Turmeric is the original cold and flu buster thanks to curcumin, which gives this root its golden-orange colour. Curcumin is also thought to be an anti-inflammatory and can help to calm an upset stomach, lower cholesterol and fight off viral infections. 

During January, it always seems that everyone is suffering from some sort of cold, which can make you feel miserable, accentuating the January blues. 

To alleviate this, make sure to add some turmeric to your diet. Whether you're partial to a turmeric latte or you like the flavour with roasted vegetables, it's bound to give you a boost. 


Although avocados are considered a trendy food, especially on Instagram - it can also do wonder for your mood. Granted, avocados are rich in fat but it’s mostly monounsaturated fat (the good kind), which encourages healthy blood flow to the brain – a huge plus for our mental wellbeing. Avocados also contain tryptophan and they are a great source of folate and vitamin B6, low levels of which have been linked to sadness and anxiety. This little green fruit couldn’t be easier to eat. Slice into salads or crush into a spicy guacamole dip. Or serve it up on wholegrain or granary toast and you’ve got a great mood-boosting breakfast.


By now, we all know that omega-3 fatty acids found in fish -- particularly docosahexaenoic acid (DHA) -- play an important role in brain development. But that doesn't mean we all incorporate a healthy dose of omega-3 in our diets. One easy and surefire way to ensure you're getting your recommended intake of omega-3 is eating salmon. Consider that grilled fillet as brainfood. The crucial compound DHA found in salmon helps maintain the central nervous system, not to mention the beneficial effects this fish has on your heart and metabolism.

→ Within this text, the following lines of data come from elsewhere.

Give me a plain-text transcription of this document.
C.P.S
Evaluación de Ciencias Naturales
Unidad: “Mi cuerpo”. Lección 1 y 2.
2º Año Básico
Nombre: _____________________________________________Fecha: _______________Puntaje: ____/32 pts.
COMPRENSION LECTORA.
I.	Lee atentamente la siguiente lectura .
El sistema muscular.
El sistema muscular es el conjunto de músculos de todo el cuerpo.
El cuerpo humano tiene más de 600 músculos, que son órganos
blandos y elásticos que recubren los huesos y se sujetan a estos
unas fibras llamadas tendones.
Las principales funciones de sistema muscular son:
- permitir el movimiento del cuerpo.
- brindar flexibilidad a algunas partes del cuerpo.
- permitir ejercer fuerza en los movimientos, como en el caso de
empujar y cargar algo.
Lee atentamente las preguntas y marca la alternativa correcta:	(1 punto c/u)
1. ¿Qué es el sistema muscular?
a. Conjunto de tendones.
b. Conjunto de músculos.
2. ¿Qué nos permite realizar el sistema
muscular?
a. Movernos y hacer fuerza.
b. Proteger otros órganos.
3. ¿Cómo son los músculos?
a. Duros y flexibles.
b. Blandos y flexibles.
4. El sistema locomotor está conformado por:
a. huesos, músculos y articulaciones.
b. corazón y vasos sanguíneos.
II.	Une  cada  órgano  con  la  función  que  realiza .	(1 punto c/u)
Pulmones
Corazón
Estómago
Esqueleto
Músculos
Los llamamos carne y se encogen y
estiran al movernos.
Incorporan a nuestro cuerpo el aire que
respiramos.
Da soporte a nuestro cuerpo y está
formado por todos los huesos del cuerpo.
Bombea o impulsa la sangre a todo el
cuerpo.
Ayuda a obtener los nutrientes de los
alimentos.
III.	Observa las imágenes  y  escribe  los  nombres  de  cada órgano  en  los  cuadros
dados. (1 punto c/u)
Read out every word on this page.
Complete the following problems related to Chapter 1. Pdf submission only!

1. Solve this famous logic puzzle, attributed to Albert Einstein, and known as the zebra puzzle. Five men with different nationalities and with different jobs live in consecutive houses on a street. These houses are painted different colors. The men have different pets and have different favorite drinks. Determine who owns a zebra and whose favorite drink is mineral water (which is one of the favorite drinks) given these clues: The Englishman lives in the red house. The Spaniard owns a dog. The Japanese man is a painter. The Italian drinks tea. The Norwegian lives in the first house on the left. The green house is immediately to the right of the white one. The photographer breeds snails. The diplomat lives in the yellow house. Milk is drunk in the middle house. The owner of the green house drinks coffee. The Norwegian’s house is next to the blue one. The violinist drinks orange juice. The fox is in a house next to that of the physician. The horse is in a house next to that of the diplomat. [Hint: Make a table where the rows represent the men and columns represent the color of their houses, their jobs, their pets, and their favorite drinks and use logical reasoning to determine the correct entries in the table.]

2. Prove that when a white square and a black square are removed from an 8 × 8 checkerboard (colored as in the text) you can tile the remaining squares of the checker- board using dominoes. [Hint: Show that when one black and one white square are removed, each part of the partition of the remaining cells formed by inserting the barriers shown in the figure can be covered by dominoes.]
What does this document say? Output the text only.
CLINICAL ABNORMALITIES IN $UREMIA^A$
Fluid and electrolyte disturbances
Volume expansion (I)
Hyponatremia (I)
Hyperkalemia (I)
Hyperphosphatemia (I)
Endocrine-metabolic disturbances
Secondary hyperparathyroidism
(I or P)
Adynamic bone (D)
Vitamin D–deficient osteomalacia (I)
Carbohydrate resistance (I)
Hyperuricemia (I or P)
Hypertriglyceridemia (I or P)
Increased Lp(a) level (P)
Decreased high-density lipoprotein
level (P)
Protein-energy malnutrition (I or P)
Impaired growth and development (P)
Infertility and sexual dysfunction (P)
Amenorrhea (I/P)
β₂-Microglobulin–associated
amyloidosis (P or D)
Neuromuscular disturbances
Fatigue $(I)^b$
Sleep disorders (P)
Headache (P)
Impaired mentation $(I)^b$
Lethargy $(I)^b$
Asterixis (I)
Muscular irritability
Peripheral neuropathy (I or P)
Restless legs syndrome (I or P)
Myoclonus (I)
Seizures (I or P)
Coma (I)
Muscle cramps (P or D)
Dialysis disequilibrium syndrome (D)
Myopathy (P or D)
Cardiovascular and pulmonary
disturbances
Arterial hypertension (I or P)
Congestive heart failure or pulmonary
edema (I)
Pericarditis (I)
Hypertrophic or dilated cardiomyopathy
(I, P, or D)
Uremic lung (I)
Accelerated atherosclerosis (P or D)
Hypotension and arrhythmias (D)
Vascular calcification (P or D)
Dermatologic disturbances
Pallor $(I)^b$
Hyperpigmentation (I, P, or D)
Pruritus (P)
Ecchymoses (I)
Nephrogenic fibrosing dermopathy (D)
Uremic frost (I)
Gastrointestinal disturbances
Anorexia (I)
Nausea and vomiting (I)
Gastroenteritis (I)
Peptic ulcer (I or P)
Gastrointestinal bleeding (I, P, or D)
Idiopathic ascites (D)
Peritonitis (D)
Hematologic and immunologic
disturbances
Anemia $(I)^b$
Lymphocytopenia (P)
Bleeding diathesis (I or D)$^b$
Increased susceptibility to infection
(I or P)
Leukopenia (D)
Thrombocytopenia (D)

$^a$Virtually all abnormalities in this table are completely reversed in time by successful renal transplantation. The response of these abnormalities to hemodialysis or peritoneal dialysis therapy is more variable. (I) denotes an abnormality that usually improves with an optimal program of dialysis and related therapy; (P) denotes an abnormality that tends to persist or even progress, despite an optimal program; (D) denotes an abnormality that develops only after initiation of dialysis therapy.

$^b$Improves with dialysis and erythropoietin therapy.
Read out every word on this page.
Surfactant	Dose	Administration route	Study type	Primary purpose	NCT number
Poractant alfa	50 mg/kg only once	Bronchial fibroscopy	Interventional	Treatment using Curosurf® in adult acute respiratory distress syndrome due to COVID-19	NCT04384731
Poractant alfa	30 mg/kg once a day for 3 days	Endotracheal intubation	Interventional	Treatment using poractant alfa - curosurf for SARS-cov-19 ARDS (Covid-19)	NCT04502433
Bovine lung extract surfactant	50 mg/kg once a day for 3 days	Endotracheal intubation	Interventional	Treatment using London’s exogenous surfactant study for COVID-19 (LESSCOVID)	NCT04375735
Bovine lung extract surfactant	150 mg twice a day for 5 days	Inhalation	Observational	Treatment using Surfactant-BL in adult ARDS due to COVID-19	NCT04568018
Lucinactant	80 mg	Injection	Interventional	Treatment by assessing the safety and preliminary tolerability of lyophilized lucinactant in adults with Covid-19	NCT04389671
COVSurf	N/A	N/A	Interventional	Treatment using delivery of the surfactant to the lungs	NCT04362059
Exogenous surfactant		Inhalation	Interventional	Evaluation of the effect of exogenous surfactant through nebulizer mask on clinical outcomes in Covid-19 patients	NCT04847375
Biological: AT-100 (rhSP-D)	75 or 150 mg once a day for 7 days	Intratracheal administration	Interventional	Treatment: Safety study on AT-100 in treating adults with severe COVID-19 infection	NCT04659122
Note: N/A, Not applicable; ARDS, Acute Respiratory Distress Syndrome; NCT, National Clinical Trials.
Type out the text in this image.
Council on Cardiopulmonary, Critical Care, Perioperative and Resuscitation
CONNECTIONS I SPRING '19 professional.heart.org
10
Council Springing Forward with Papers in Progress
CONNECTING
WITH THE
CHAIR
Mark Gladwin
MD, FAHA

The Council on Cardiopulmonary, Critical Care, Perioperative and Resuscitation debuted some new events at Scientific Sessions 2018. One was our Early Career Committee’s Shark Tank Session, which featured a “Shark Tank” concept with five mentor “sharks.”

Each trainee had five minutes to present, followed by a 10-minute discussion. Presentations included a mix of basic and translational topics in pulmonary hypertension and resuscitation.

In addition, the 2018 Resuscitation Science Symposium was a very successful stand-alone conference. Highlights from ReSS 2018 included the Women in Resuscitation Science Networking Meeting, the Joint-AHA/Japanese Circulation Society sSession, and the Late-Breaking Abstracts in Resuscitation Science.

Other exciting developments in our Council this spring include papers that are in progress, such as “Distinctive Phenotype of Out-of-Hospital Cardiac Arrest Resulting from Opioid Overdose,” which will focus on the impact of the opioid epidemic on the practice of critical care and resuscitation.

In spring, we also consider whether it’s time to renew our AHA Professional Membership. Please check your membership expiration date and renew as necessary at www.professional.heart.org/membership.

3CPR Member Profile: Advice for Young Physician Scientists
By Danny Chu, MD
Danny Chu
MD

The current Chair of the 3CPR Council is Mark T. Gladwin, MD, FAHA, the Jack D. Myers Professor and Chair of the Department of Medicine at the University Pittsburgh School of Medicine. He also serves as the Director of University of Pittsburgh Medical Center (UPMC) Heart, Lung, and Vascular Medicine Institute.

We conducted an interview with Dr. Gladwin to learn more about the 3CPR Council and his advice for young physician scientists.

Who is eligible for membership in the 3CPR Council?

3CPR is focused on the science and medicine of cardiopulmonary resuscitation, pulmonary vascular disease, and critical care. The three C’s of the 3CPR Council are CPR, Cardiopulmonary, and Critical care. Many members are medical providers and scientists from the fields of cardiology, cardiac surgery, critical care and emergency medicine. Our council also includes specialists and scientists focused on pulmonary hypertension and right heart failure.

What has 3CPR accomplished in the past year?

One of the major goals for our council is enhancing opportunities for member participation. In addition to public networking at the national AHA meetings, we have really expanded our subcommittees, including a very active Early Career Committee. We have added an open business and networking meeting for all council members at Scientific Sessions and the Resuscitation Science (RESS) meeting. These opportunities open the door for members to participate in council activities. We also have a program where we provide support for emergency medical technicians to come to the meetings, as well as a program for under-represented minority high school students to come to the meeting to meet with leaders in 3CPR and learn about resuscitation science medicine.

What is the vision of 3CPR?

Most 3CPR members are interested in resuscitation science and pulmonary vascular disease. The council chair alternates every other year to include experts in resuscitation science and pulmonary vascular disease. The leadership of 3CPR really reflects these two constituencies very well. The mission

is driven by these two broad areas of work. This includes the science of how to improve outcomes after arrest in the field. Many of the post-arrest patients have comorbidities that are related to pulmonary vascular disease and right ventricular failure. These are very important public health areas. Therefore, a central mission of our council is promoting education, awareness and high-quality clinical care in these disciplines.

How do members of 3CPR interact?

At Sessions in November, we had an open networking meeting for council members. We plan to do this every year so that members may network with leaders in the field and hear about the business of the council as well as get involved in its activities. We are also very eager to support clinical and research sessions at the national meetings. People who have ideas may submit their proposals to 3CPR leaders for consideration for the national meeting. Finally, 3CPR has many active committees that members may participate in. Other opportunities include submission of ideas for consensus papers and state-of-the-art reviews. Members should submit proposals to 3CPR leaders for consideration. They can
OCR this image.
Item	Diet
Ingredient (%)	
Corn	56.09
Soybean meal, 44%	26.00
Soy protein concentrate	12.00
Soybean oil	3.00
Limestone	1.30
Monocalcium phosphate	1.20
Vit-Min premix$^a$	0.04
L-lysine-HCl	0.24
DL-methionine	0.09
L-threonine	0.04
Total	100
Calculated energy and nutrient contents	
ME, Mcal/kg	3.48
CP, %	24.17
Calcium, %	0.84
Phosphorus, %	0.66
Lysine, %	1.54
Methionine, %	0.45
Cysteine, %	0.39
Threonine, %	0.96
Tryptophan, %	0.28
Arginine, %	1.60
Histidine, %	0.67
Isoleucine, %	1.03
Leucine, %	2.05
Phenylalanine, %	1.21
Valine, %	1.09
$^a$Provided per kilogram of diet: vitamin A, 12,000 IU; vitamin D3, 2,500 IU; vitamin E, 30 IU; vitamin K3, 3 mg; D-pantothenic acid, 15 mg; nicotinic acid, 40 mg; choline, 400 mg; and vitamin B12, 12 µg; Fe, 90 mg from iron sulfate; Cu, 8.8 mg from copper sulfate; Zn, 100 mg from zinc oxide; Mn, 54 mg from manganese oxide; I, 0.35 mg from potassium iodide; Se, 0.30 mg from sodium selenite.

Bananas are more than just the post-workout snack of choice for athletes and a vehicle for peanut butter. These mushy fruits could have benefits for your brain as well as your body. Bananas are high in vitamin B6, which helps synthesise feel-good neurotransmitters (a type of chemical that sends messages between neurons in the brain) like dopamine and serotonin. Separately, they work to reduce depressive symptoms, and together, they form a dynamic duo of brain chemistry to send you tonnes of positive vibes. What's more, bananas, especially when still showing green on the peel, are an excellent source of prebiotics, a type of fiber that helps feed healthy bacteria in your gut.